The two-part package will include a bill to keep funding for the Department of Homeland Security at current levels through Feb. 8 with $1.3 billion for border security, as well as measures to fund other shuttered agencies through the Sept. 30 end of the current fiscal year, Democratic congressional aides said on Monday.
If approved in the House, the government funding package would go next to the Republican-led Senate. Its Senate prospects appear unpromising though Trump’s unpredictability makes it hard to gauge how the shutdown showdown will play out.
The Democratic legislation will mark the first major battle pitting the incoming Democratic House majority led by Nancy Pelosi against Trump and Senate Majority Leader Mitch McConnell, who has said his chamber will not consider any legislation Trump would not support.
Democrats oppose Trump’s demand for wall funding, with Pelosi calling the wall immoral, ineffective and expensive.
Democrats expect their two-pronged funding approach could put Trump and his Republican allies in a tough position. If they reject funding bills for departments unconnected to border security, Republicans could be seen as holding those agencies and their roughly 800,000 affected workers hostage to Trump’s wall demand. Those include the Departments of Agriculture, Interior, Transportation, Commerce and Justice.
The homeland security piece of the Democratic package is based on a measure that has already passed the Senate with bipartisan support.
The partial government shutdown, which began on Dec. 22 and has idled roughly a quarter of the federal government, was precipitated by Trump’s demand, under pressure from conservative commentators, that Congress approve $5 billion to help fund a wall that was a promise made in his 2016 election campaign, though he said at the time it would be paid for by Mexico.
Trump has called the wall crucial to combating illegal immigration and drug trafficking. The Senate on Dec. 21 failed to muster the votes needed to pass Republican-backed House legislation that included Trump’s wall funding.
‘NOT A WALL’
A central issue in finding a resolution could be the definition of what constitutes a wall including the idea of steel slats and other types of barriers versus a concrete structure.

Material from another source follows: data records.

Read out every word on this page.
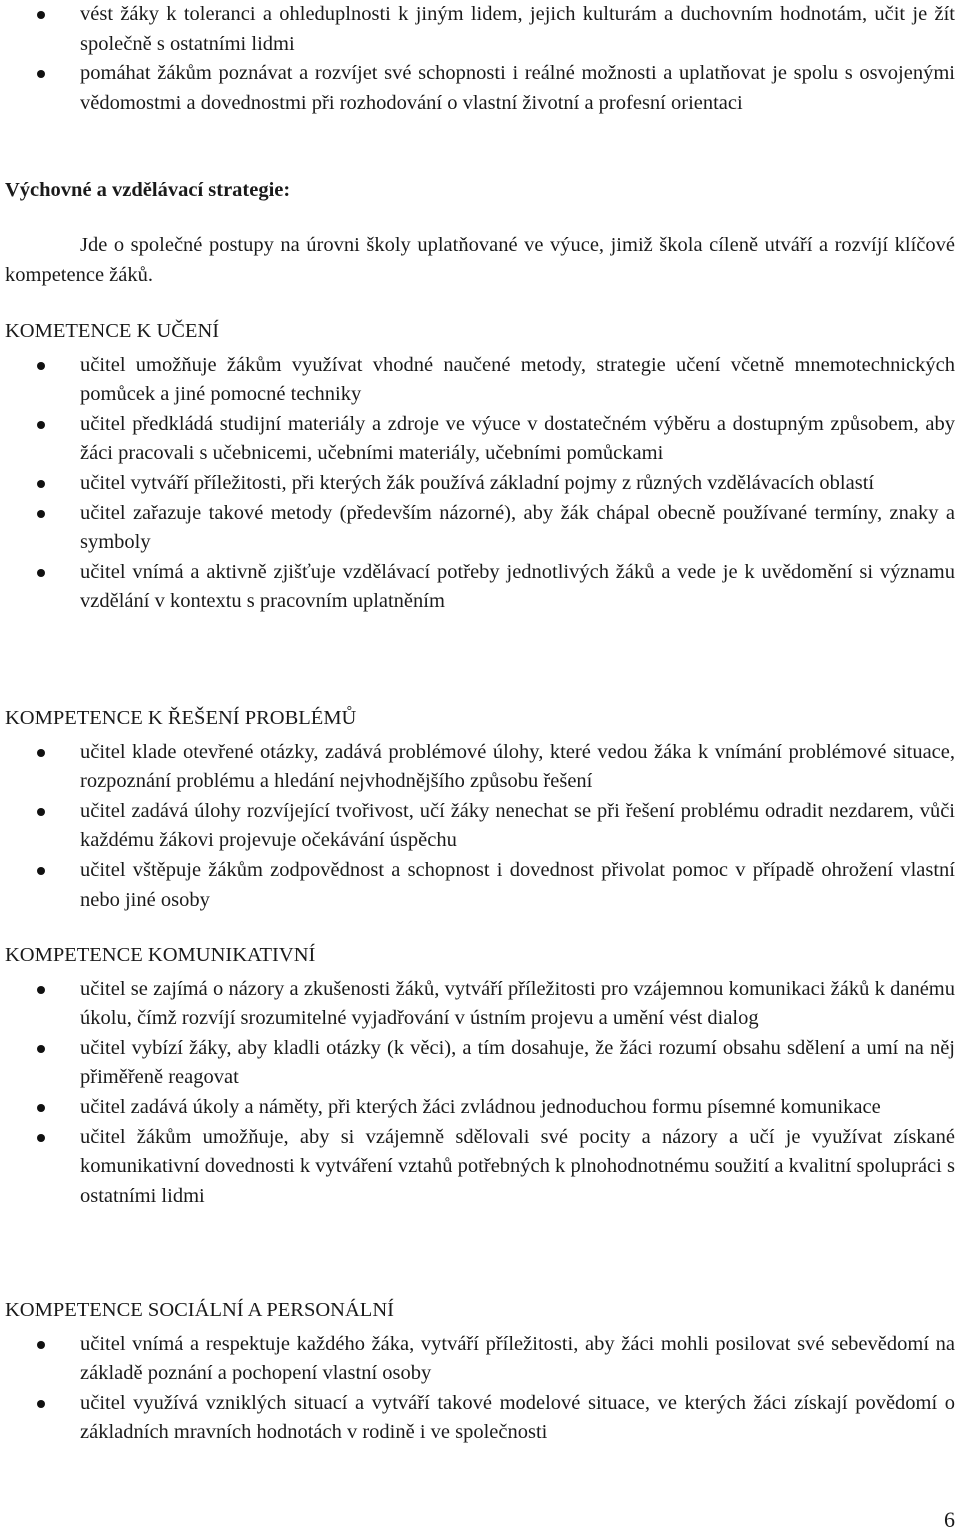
vést žáky k toleranci a ohleduplnosti k jiným lidem, jejich kulturám a duchovním hodnotám, učit je žít společně s ostatními lidmi
pomáhat žákům poznávat a rozvíjet své schopnosti i reálné možnosti a uplatňovat je spolu s osvojenými vědomostmi a dovednostmi při rozhodování o vlastní životní a profesní orientaci

Výchovné a vzdělávací strategie:

Jde o společné postupy na úrovni školy uplatňované ve výuce, jimiž škola cíleně utváří a rozvíjí klíčové kompetence žáků.

KOMETENCE K UČENÍ

učitel umožňuje žákům využívat vhodné naučené metody, strategie učení včetně mnemotechnických pomůcek a jiné pomocné techniky
učitel předkládá studijní materiály a zdroje ve výuce v dostatečném výběru a dostupným způsobem, aby žáci pracovali s učebnicemi, učebními materiály, učebními pomůckami
učitel vytváří příležitosti, při kterých žák používá základní pojmy z různých vzdělávacích oblastí
učitel zařazuje takové metody (především názorné), aby žák chápal obecně používané termíny, znaky a symboly
učitel vnímá a aktivně zjišťuje vzdělávací potřeby jednotlivých žáků a vede je k uvědomění si významu vzdělání v kontextu s pracovním uplatněním

KOMPETENCE K ŘEŠENÍ PROBLÉMŮ

učitel klade otevřené otázky, zadává problémové úlohy, které vedou žáka k vnímání problémové situace, rozpoznání problému a hledání nejvhodnějšího způsobu řešení
učitel zadává úlohy rozvíjející tvořivost, učí žáky nenechat se při řešení problému odradit nezdarem, vůči každému žákovi projevuje očekávání úspěchu
učitel vštěpuje žákům zodpovědnost a schopnost i dovednost přivolat pomoc v případě ohrožení vlastní nebo jiné osoby

KOMPETENCE KOMUNIKATIVNÍ

učitel se zajímá o názory a zkušenosti žáků, vytváří příležitosti pro vzájemnou komunikaci žáků k danému úkolu, čímž rozvíjí srozumitelné vyjadřování v ústním projevu a umění vést dialog
učitel vybízí žáky, aby kladli otázky (k věci), a tím dosahuje, že žáci rozumí obsahu sdělení a umí na něj přiměřeně reagovat
učitel zadává úkoly a náměty, při kterých žáci zvládnou jednoduchou formu písemné komunikace
učitel žákům umožňuje, aby si vzájemně sdělovali své pocity a názory a učí je využívat získané komunikativní dovednosti k vytváření vztahů potřebných k plnohodnotnému soužití a kvalitní spolupráci s ostatními lidmi

KOMPETENCE SOCIÁLNÍ A PERSONÁLNÍ

učitel vnímá a respektuje každého žáka, vytváří příležitosti, aby žáci mohli posilovat své sebevědomí na základě poznání a pochopení vlastní osoby
učitel využívá vzniklých situací a vytváří takové modelové situace, ve kterých žáci získají povědomí o základních mravních hodnotách v rodině i ve společnosti
6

Trump on Twitter criticized Democratic opposition to the wall project, which carries a total estimated price tag of $23 billion. He also seemed to contradict comments about the administration’s position on the wall made by outgoing White House Chief of Staff John Kelly.
In an interview with the Los Angeles Times published on Sunday, Kelly said, “To be honest, it’s not a wall.”
“The president still says ‘wall’ – oftentimes frankly he’ll say ‘barrier’ or ‘fencing,’ now he’s tended toward steel slats. But we left a solid concrete wall early on in the administration, when we asked people what they needed and where they needed it,” Kelly added.
Trump said in a Twitter post that border security cannot exist “without a strong and powerful Wall.”
“An all concrete Wall was NEVER ABANDONED, as has been reported by the media,” Trump wrote. “Some areas will be all concrete but the experts at Border Patrol prefer a Wall that is see through (thereby making it possible to see what is happening on both sides). Makes sense to me!”
Some policy analysts were optimistic the shutdown could be near an end.
“We attach high (75 percent) odds on the White House and new Congress resolving differences to the government shutdown next week,” said Charles Gabriel, an analyst at policy research and strategy firm Capital Alpha Partners.
A senior Democratic aide, speaking on condition of anonymity, said Senate Democrats support the House legislative plan and that Senate Democratic leader Chuck Schumer has been in constant contact with Pelosi about it.
U.S. Senator Lindsey Graham, a Trump ally on some issues, met with the president on Sunday and told reporters afterward he was optimistic that Republicans, Democrats and Trump could reach a deal to end the shutdown that includes wall funding and legal status for some illegal immigrants.
But Graham said there would never be a government spending deal that did not include money for a wall or other physical barriers on the southern border.